Il problema che tutti ignorano

Le aziende si trovano spesso ad affrontare una tempesta di audit senza una bussola chiara. Qui la lacuna di certificazione non è solo un dato sparso, è un pericolo reale che può far fallire un’intera strategia di compliance. Il risultato? Sanzioni, perdita di credibilità, e il morale del team che affonda. Ecco perché una documentazione precisa è l’arma decisiva.

Raccogliere i dati senza perdere tempo

Prima di tutto, vai a caccia di ogni singolo requisito non soddisfatto. Non limitarti a segnare “manca”. Specifica: “ISO 27001, clausola A.12.4, evidenza di controllo assente”. Usa screenshot, log di sistema, e mail di riferimento. Qui il concetto è semplice: più dettagli, meno sorprese. Il trucco? Imposta una query automatica sul tuo CMDB e scarica i risultati in CSV. Questo ti risparmia ore di copy‑paste.

Categorizzare le lacune per visibilità immediata

Separare le lacune per gravità è fondamentale. Usa tre colonne: Critica, Media, Bassa. Una lacuna critica blocca una funzione di sicurezza chiave, una media è un “nice‑to‑have”, una bassa è una formalità. In questo modo i manager vedono subito dove investire. Ricorda: la percezione di rischio è più potente di qualsiasi numero.

Adottare un template dinamico

Non scrivere un documento Word ogni volta. Usa un modello Excel o un form Google con campi obbligatori.
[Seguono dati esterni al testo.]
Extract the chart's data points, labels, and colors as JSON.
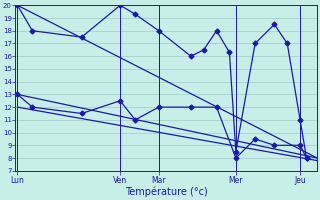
{
  "xlabel": "Température (°c)",
  "bg_color": "#c8eee8",
  "grid_color": "#a0ccc8",
  "line_color": "#1a1aaa",
  "spine_color": "#1a1aaa",
  "ylim": [
    7,
    20
  ],
  "yticks": [
    7,
    8,
    9,
    10,
    11,
    12,
    13,
    14,
    15,
    16,
    17,
    18,
    19,
    20
  ],
  "day_labels": [
    "Lun",
    "Ven",
    "Mar",
    "Mer",
    "Jeu"
  ],
  "day_x": [
    0,
    96,
    132,
    204,
    264
  ],
  "xlim": [
    -2,
    280
  ],
  "series_max_x": [
    0,
    14,
    60,
    96,
    110,
    132,
    162,
    174,
    186,
    198,
    204,
    222,
    240,
    252,
    264,
    270
  ],
  "series_max_y": [
    20,
    18,
    17.5,
    20,
    19.3,
    18,
    16,
    16.5,
    18,
    16.3,
    8.5,
    17,
    18.5,
    17,
    11,
    8
  ],
  "series_min_x": [
    0,
    14,
    60,
    96,
    110,
    132,
    162,
    186,
    204,
    222,
    240,
    264,
    270
  ],
  "series_min_y": [
    13,
    12,
    11.5,
    12.5,
    11,
    12,
    12,
    12,
    8,
    9.5,
    9,
    9,
    8
  ],
  "trend1_x": [
    0,
    280
  ],
  "trend1_y": [
    20,
    8
  ],
  "trend2_x": [
    0,
    280
  ],
  "trend2_y": [
    13,
    8
  ],
  "trend3_x": [
    0,
    280
  ],
  "trend3_y": [
    12,
    7.8
  ]
}
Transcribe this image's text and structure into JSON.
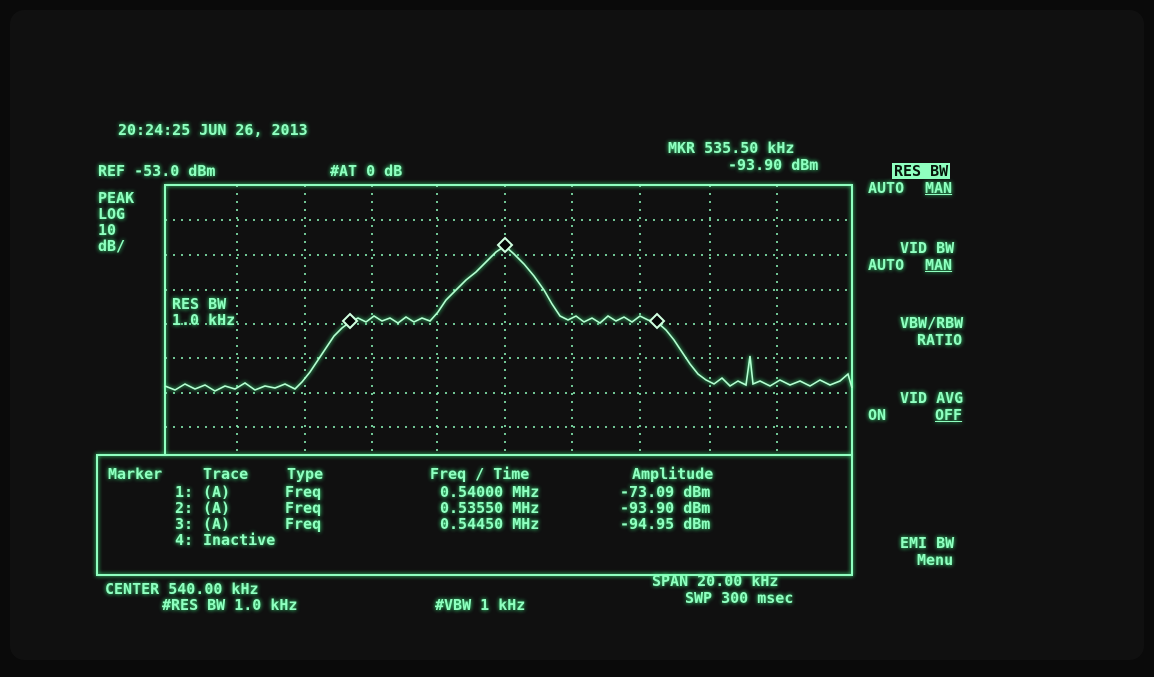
{
  "header": {
    "timestamp": "20:24:25 JUN 26, 2013",
    "reference": "REF -53.0 dBm",
    "attenuation": "#AT 0 dB",
    "marker_frequency": "MKR 535.50 kHz",
    "marker_amplitude": "-93.90 dBm"
  },
  "scale": [
    "PEAK",
    "LOG",
    "10",
    "dB/"
  ],
  "graticule_label": [
    "RES BW",
    "1.0 kHz"
  ],
  "softkeys": [
    {
      "label": "RES BW",
      "options": [
        "AUTO",
        "MAN"
      ]
    },
    {
      "label": "VID BW",
      "options": [
        "AUTO",
        "MAN"
      ]
    },
    {
      "label": "VBW/RBW",
      "sublabel": "RATIO"
    },
    {
      "label": "VID AVG",
      "options": [
        "ON",
        "OFF"
      ]
    },
    {
      "label": "EMI BW",
      "sublabel": "Menu"
    }
  ],
  "table": {
    "headers": [
      "Marker",
      "Trace",
      "Type",
      "Freq / Time",
      "Amplitude"
    ],
    "rows": [
      [
        "1:",
        "(A)",
        "Freq",
        "0.54000 MHz",
        "-73.09 dBm"
      ],
      [
        "2:",
        "(A)",
        "Freq",
        "0.53550 MHz",
        "-93.90 dBm"
      ],
      [
        "3:",
        "(A)",
        "Freq",
        "0.54450 MHz",
        "-94.95 dBm"
      ],
      [
        "4:",
        "Inactive"
      ]
    ]
  },
  "footer": {
    "center": "CENTER 540.00 kHz",
    "res_bw": "#RES BW 1.0 kHz",
    "vbw": "#VBW 1 kHz",
    "span": "SPAN 20.00 kHz",
    "sweep": "SWP 300 msec"
  }
}
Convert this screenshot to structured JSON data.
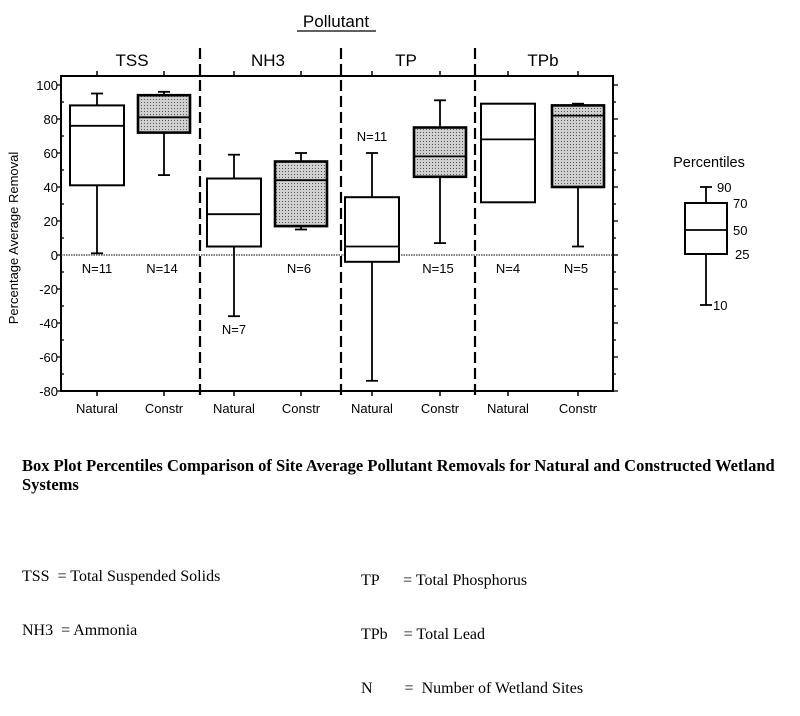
{
  "chart_data": {
    "type": "box",
    "title": "Pollutant",
    "ylabel": "Percentage Average Removal",
    "ylim": [
      -80,
      100
    ],
    "yticks": [
      100,
      80,
      60,
      40,
      20,
      0,
      -20,
      -40,
      -60,
      -80
    ],
    "reference_line": 0,
    "groups": [
      {
        "name": "TSS",
        "boxes": [
          {
            "category": "Natural",
            "p10": 1,
            "p25": 41,
            "p50": 76,
            "p70": 88,
            "p90": 95,
            "n_label": "N=11",
            "filled": false
          },
          {
            "category": "Constr",
            "p10": 47,
            "p25": 72,
            "p50": 81,
            "p70": 94,
            "p90": 96,
            "n_label": "N=14",
            "filled": true
          }
        ]
      },
      {
        "name": "NH3",
        "boxes": [
          {
            "category": "Natural",
            "p10": -36,
            "p25": 5,
            "p50": 24,
            "p70": 45,
            "p90": 59,
            "n_label": "N=7",
            "filled": false
          },
          {
            "category": "Constr",
            "p10": 15,
            "p25": 17,
            "p50": 44,
            "p70": 55,
            "p90": 60,
            "n_label": "N=6",
            "filled": true
          }
        ]
      },
      {
        "name": "TP",
        "boxes": [
          {
            "category": "Natural",
            "p10": -74,
            "p25": -4,
            "p50": 5,
            "p70": 34,
            "p90": 60,
            "n_label": "N=11",
            "filled": false
          },
          {
            "category": "Constr",
            "p10": 7,
            "p25": 46,
            "p50": 58,
            "p70": 75,
            "p90": 91,
            "n_label": "N=15",
            "filled": true
          }
        ]
      },
      {
        "name": "TPb",
        "boxes": [
          {
            "category": "Natural",
            "p10": 31,
            "p25": 31,
            "p50": 68,
            "p70": 89,
            "p90": 89,
            "n_label": "N=4",
            "filled": false
          },
          {
            "category": "Constr",
            "p10": 5,
            "p25": 40,
            "p50": 82,
            "p70": 88,
            "p90": 89,
            "n_label": "N=5",
            "filled": true
          }
        ]
      }
    ],
    "legend": {
      "title": "Percentiles",
      "labels": [
        "90",
        "70",
        "50",
        "25",
        "10"
      ],
      "placement": "right"
    },
    "colors": {
      "filled_box": "#b8b8b8",
      "line": "#000000"
    }
  },
  "caption": "Box Plot Percentiles Comparison of Site Average Pollutant Removals for Natural and Constructed Wetland Systems",
  "definitions": {
    "left": [
      "TSS  = Total Suspended Solids",
      "NH3  = Ammonia"
    ],
    "right": [
      "TP      = Total Phosphorus",
      "TPb    = Total Lead",
      "N        =  Number of Wetland Sites"
    ]
  }
}
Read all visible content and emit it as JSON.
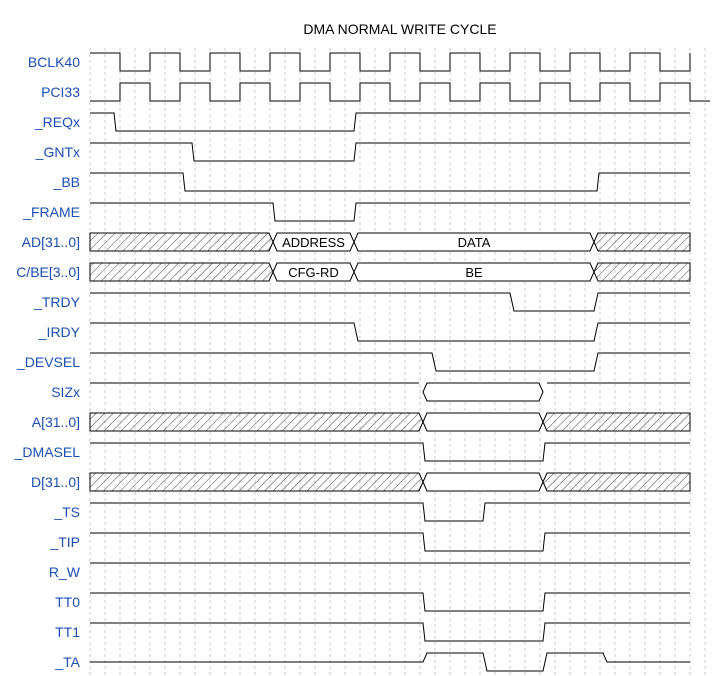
{
  "title": "DMA NORMAL WRITE CYCLE",
  "colors": {
    "label": "#1a4fb5",
    "line": "#000000",
    "grid": "#c8c8c8",
    "hatch": "#444444"
  },
  "time_units": 20,
  "signals": [
    {
      "name": "BCLK40",
      "type": "clock",
      "period": 2,
      "start": "high",
      "offset": 0
    },
    {
      "name": "PCI33",
      "type": "clock",
      "period": 2,
      "start": "low",
      "offset": 1,
      "overhang": true
    },
    {
      "name": "_REQx",
      "type": "digital",
      "init": 1,
      "edges": [
        [
          0.8,
          0
        ],
        [
          8.8,
          1
        ]
      ]
    },
    {
      "name": "_GNTx",
      "type": "digital",
      "init": 1,
      "edges": [
        [
          3.4,
          0
        ],
        [
          8.8,
          1
        ]
      ]
    },
    {
      "name": "_BB",
      "type": "digital",
      "init": 1,
      "edges": [
        [
          3.1,
          0
        ],
        [
          16.9,
          1
        ]
      ]
    },
    {
      "name": "_FRAME",
      "type": "digital",
      "init": 1,
      "edges": [
        [
          6.1,
          0
        ],
        [
          8.8,
          1
        ]
      ]
    },
    {
      "name": "AD[31..0]",
      "type": "bus",
      "segments": [
        {
          "from": 0,
          "to": 6.1,
          "kind": "hatch"
        },
        {
          "from": 6.1,
          "to": 8.8,
          "kind": "data",
          "label": "ADDRESS"
        },
        {
          "from": 8.8,
          "to": 16.8,
          "kind": "data",
          "label": "DATA"
        },
        {
          "from": 16.8,
          "to": 20,
          "kind": "hatch"
        }
      ]
    },
    {
      "name": "C/BE[3..0]",
      "type": "bus",
      "segments": [
        {
          "from": 0,
          "to": 6.1,
          "kind": "hatch"
        },
        {
          "from": 6.1,
          "to": 8.8,
          "kind": "data",
          "label": "CFG-RD"
        },
        {
          "from": 8.8,
          "to": 16.8,
          "kind": "data",
          "label": "BE"
        },
        {
          "from": 16.8,
          "to": 20,
          "kind": "hatch"
        }
      ]
    },
    {
      "name": "_TRDY",
      "type": "tristate",
      "init": 1,
      "edges": [
        [
          11.4,
          "hi"
        ],
        [
          14,
          0
        ],
        [
          16.8,
          "hi"
        ],
        [
          19.4,
          1
        ]
      ]
    },
    {
      "name": "_IRDY",
      "type": "tristate",
      "init": 1,
      "edges": [
        [
          8.8,
          0
        ],
        [
          16.8,
          "hi"
        ],
        [
          19.4,
          1
        ]
      ]
    },
    {
      "name": "_DEVSEL",
      "type": "tristate",
      "init": 1,
      "edges": [
        [
          11.4,
          0
        ],
        [
          16.8,
          "hi"
        ],
        [
          19.4,
          1
        ]
      ]
    },
    {
      "name": "SIZx",
      "type": "bus",
      "segments": [
        {
          "from": 0,
          "to": 11.1,
          "kind": "line-high"
        },
        {
          "from": 11.1,
          "to": 15.1,
          "kind": "data",
          "label": ""
        },
        {
          "from": 15.1,
          "to": 20,
          "kind": "line-high"
        }
      ]
    },
    {
      "name": "A[31..0]",
      "type": "bus",
      "segments": [
        {
          "from": 0,
          "to": 11.1,
          "kind": "hatch"
        },
        {
          "from": 11.1,
          "to": 15.1,
          "kind": "data",
          "label": ""
        },
        {
          "from": 15.1,
          "to": 20,
          "kind": "hatch"
        }
      ]
    },
    {
      "name": "_DMASEL",
      "type": "digital",
      "init": 1,
      "edges": [
        [
          11.1,
          0
        ],
        [
          15.1,
          1
        ]
      ]
    },
    {
      "name": "D[31..0]",
      "type": "bus",
      "segments": [
        {
          "from": 0,
          "to": 11.1,
          "kind": "hatch"
        },
        {
          "from": 11.1,
          "to": 15.1,
          "kind": "data",
          "label": ""
        },
        {
          "from": 15.1,
          "to": 20,
          "kind": "hatch"
        }
      ]
    },
    {
      "name": "_TS",
      "type": "digital",
      "init": 1,
      "edges": [
        [
          11.1,
          0
        ],
        [
          13.1,
          1
        ]
      ]
    },
    {
      "name": "_TIP",
      "type": "digital",
      "init": 1,
      "edges": [
        [
          11.1,
          0
        ],
        [
          15.1,
          1
        ]
      ]
    },
    {
      "name": "R_W",
      "type": "digital",
      "init": 1,
      "edges": []
    },
    {
      "name": "TT0",
      "type": "digital",
      "init": 1,
      "edges": [
        [
          11.1,
          0
        ],
        [
          15.1,
          1
        ]
      ]
    },
    {
      "name": "TT1",
      "type": "digital",
      "init": 1,
      "edges": [
        [
          11.1,
          0
        ],
        [
          15.1,
          1
        ]
      ]
    },
    {
      "name": "_TA",
      "type": "tristate",
      "init": "mid",
      "edges": [
        [
          11.1,
          1
        ],
        [
          13.1,
          0
        ],
        [
          15.1,
          1
        ],
        [
          17.1,
          "mid"
        ]
      ]
    }
  ]
}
Campo “ID”, “Descrizione”, “Fonte”, “Impatti”, “Responsabile”, “Data di scadenza”. Quando un collega compila il modulo, il sistema genera automaticamente un report PDF. È un flusso continuo, niente più versioni conflittuali. Il risultato è una traccia auditabile, pronta per l’ISO o per il SOC.

Integrare con il sistema di gestione

Collega il tuo template al ticketing tool – ServiceNow, Jira, o quello che usi. Ogni lacuna diventa un ticket con priorità pre‑impostata. Il flusso di lavoro si chiude quando il ticket passa “Risolto”. Così la documentazione non è più una cartella a parte, ma parte del ciclo di vita della vulnerabilità. Il vantaggio è tangibile: risparmio di tempo, meno errori di registrazione.

Comunicare con gli stakeholder

Una volta popolato il registro, è il momento di spargere la voce. Invia una sintesi via email con il link al dashboard live corsecavallibet.com. Inserisci un grafico a barre che mostra il numero di lacune per categoria. Gli esecutivi adorano i numeri colorati, i tecnici amano i dettagli. Non dimenticare di chiedere un “approval” rapido per le lacune critiche.

Consiglio finale

Non lasciare mai una lacuna senza un responsabile assegnato e una scadenza fissata: la disciplina è la chiave per trasformare il caos in controllo in un batter d’occhio.